|Date(s):||March 7, 1850|
|Course:||“Rise And Fall of the Slave South,” University of Virginia|
After the revolution, it became even more important for government regulation for boundaries to be established between states. Since America remained dedicated to keeping power in state governments, officials came together and established the exact separation of the regions that respective governments oversaw. One such circumstance arose when it came time for the Maryland, Pennsylvania, and Delaware to institute the border. Officials addressed the situation in a letter from the Governor of Maryland, Philip F. Thomas, to the General Assembly on March 7, 1850. Thomas' letter described the proceedings of three delegates from Maryland, Pennsylvania, and Delaware, Henry G. S. Key, Joshua P. Eyre, and George Read Riddle respectively.
Governor Thomas believed that the commissioners performed at a satisfactory manner by supplying reports and papers including maps of adjusted boundaries. These adjusted boundaries were prepared by Lieutenant Colonel James D. Graham, of the United States Topl. Corps of Engineers, who was asked by the War Department to perform this task for the respective states. The letter sanctified all of the transactions and provided the State Legislature with a document in order for all matters concerning official borders.
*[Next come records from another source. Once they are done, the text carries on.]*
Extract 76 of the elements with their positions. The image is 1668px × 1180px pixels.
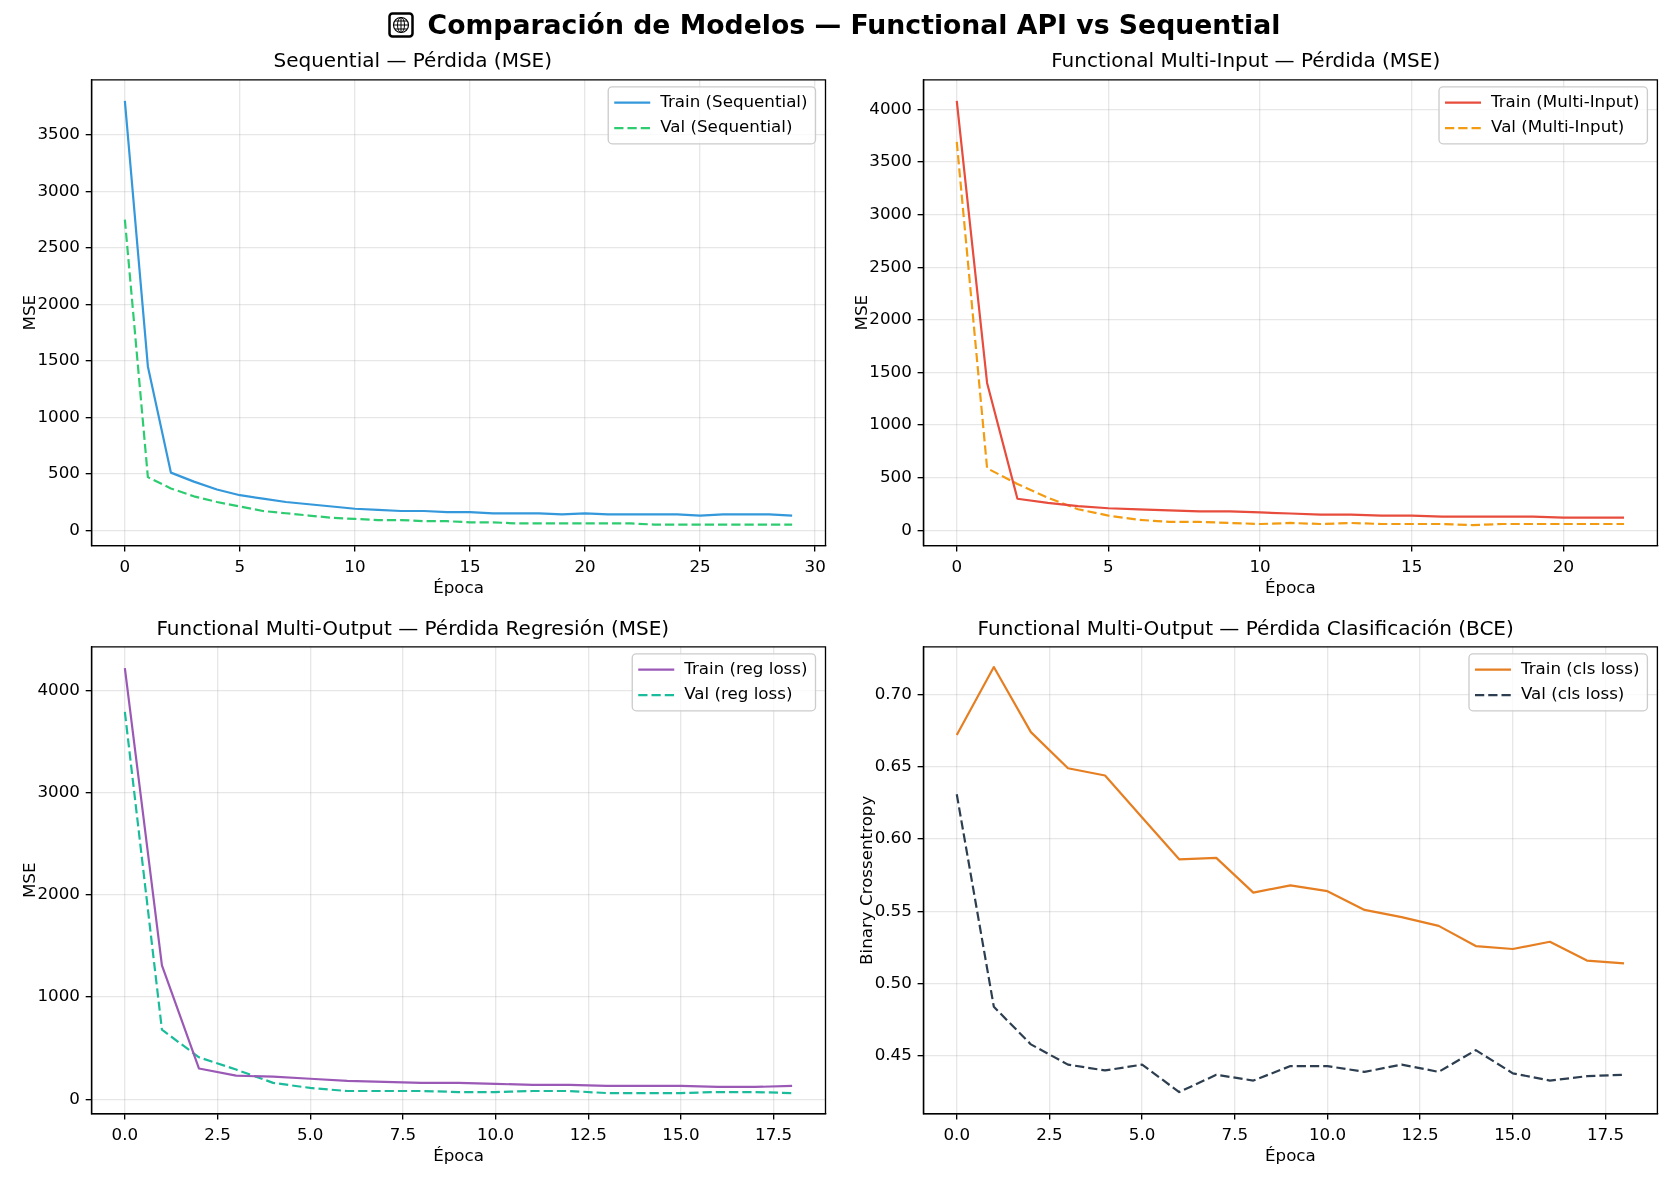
x-tick-label: 2.5 [204, 1123, 231, 1144]
y-tick-label: 1000 [37, 405, 80, 426]
chart-title: Functional Multi-Output — Pérdida Regresión (MSE) [156, 616, 670, 640]
x-tick-label: 7.5 [1221, 1123, 1249, 1144]
y-tick-label: 0 [901, 518, 912, 539]
y-tick-label: 3500 [869, 150, 912, 171]
legend-label: Train (Sequential) [659, 90, 808, 111]
y-tick-label: 2000 [37, 292, 80, 313]
x-tick-label: 12.5 [569, 1123, 607, 1144]
x-tick-label: 20 [574, 555, 596, 576]
x-tick-label: 5 [1103, 555, 1114, 576]
y-tick-label: 0 [69, 518, 80, 539]
y-tick-label: 0.70 [874, 682, 912, 703]
y-tick-label: 0.45 [874, 1044, 912, 1065]
y-tick-label: 0.60 [874, 827, 912, 848]
y-tick-label: 2500 [37, 236, 80, 257]
x-tick-label: 10 [344, 555, 366, 576]
y-tick-label: 4000 [869, 97, 912, 118]
x-tick-label: 5.0 [1128, 1123, 1156, 1144]
x-tick-label: 5.0 [296, 1123, 324, 1144]
y-tick-label: 0.65 [874, 755, 912, 776]
x-tick-label: 25 [689, 555, 711, 576]
legend-label: Train (Multi-Input) [1490, 90, 1640, 111]
y-tick-label: 2000 [869, 308, 912, 329]
y-tick-label: 2000 [37, 883, 80, 904]
y-tick-label: 500 [48, 462, 80, 483]
legend-label: Val (cls loss) [1520, 683, 1625, 704]
x-tick-label: 10.0 [1308, 1123, 1347, 1144]
x-axis-title: Época [433, 1145, 484, 1166]
x-tick-label: 0 [951, 555, 963, 576]
chart-title: Sequential — Pérdida (MSE) [273, 47, 553, 72]
y-tick-label: 1500 [37, 349, 80, 370]
text: Comparación de Modelos — Functional API vs Sequential [427, 9, 1281, 40]
x-tick-label: 0.0 [111, 1123, 139, 1144]
y-tick-label: 3500 [37, 123, 80, 144]
y-axis-title: MSE [850, 294, 871, 331]
y-tick-label: 4000 [37, 678, 80, 699]
x-tick-label: 2.5 [1036, 1123, 1063, 1144]
x-tick-label: 0 [119, 555, 131, 576]
x-axis-title: Época [433, 577, 484, 598]
chart-title: Functional Multi-Input — Pérdida (MSE) [1051, 47, 1441, 72]
y-tick-label: 1000 [37, 985, 80, 1006]
x-tick-label: 10 [1249, 555, 1271, 576]
x-tick-label: 15.0 [1494, 1123, 1532, 1144]
x-tick-label: 30 [804, 555, 826, 576]
y-tick-label: 0 [69, 1087, 80, 1108]
x-tick-label: 10.0 [476, 1123, 515, 1144]
x-tick-label: 15 [1401, 555, 1423, 576]
x-tick-label: 17.5 [1586, 1123, 1625, 1144]
x-tick-label: 20 [1552, 555, 1574, 576]
y-tick-label: 3000 [869, 202, 912, 223]
x-tick-label: 5 [234, 555, 246, 576]
x-tick-label: 15 [459, 555, 481, 576]
legend-label: Val (Sequential) [660, 116, 793, 137]
y-tick-label: 2500 [869, 255, 912, 276]
legend-label: Train (cls loss) [1519, 657, 1640, 678]
x-tick-label: 7.5 [389, 1123, 417, 1144]
legend-label: Val (reg loss) [684, 683, 793, 704]
y-tick-label: 3000 [37, 179, 80, 200]
y-tick-label: 1000 [869, 413, 912, 434]
x-axis-title: Época [1265, 577, 1316, 598]
y-axis-title: Binary Crossentropy [856, 795, 877, 965]
y-tick-label: 1500 [869, 360, 912, 381]
legend-label: Val (Multi-Input) [1491, 116, 1625, 137]
legend-label: Train (reg loss) [683, 657, 808, 678]
x-axis-title: Época [1265, 1145, 1316, 1166]
x-tick-label: 15.0 [662, 1123, 700, 1144]
line-series [123, 218, 794, 526]
y-tick-label: 500 [879, 466, 912, 487]
chart-title: Functional Multi-Output — Pérdida Clasificación (BCE) [977, 616, 1514, 640]
x-tick-label: 17.5 [755, 1123, 793, 1144]
y-tick-label: 0.55 [874, 899, 912, 920]
x-tick-label: 0.0 [943, 1123, 971, 1144]
y-tick-label: 3000 [37, 781, 80, 802]
x-tick-label: 12.5 [1401, 1123, 1439, 1144]
y-tick-label: 0.50 [874, 972, 912, 993]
Possessing certain districts and state lines remained crucial to Maryland's survival. Richard Walsh and William Lloyd Fox provided explanation for the importance of border establishment being that if Maryland would have been lined any differently and lacked certain counties, then Baltimore would have complete control over electing state leaders. Leaders like Governor Thomas needed to be chosen by all of Maryland and aided in executive decision making of the state's future.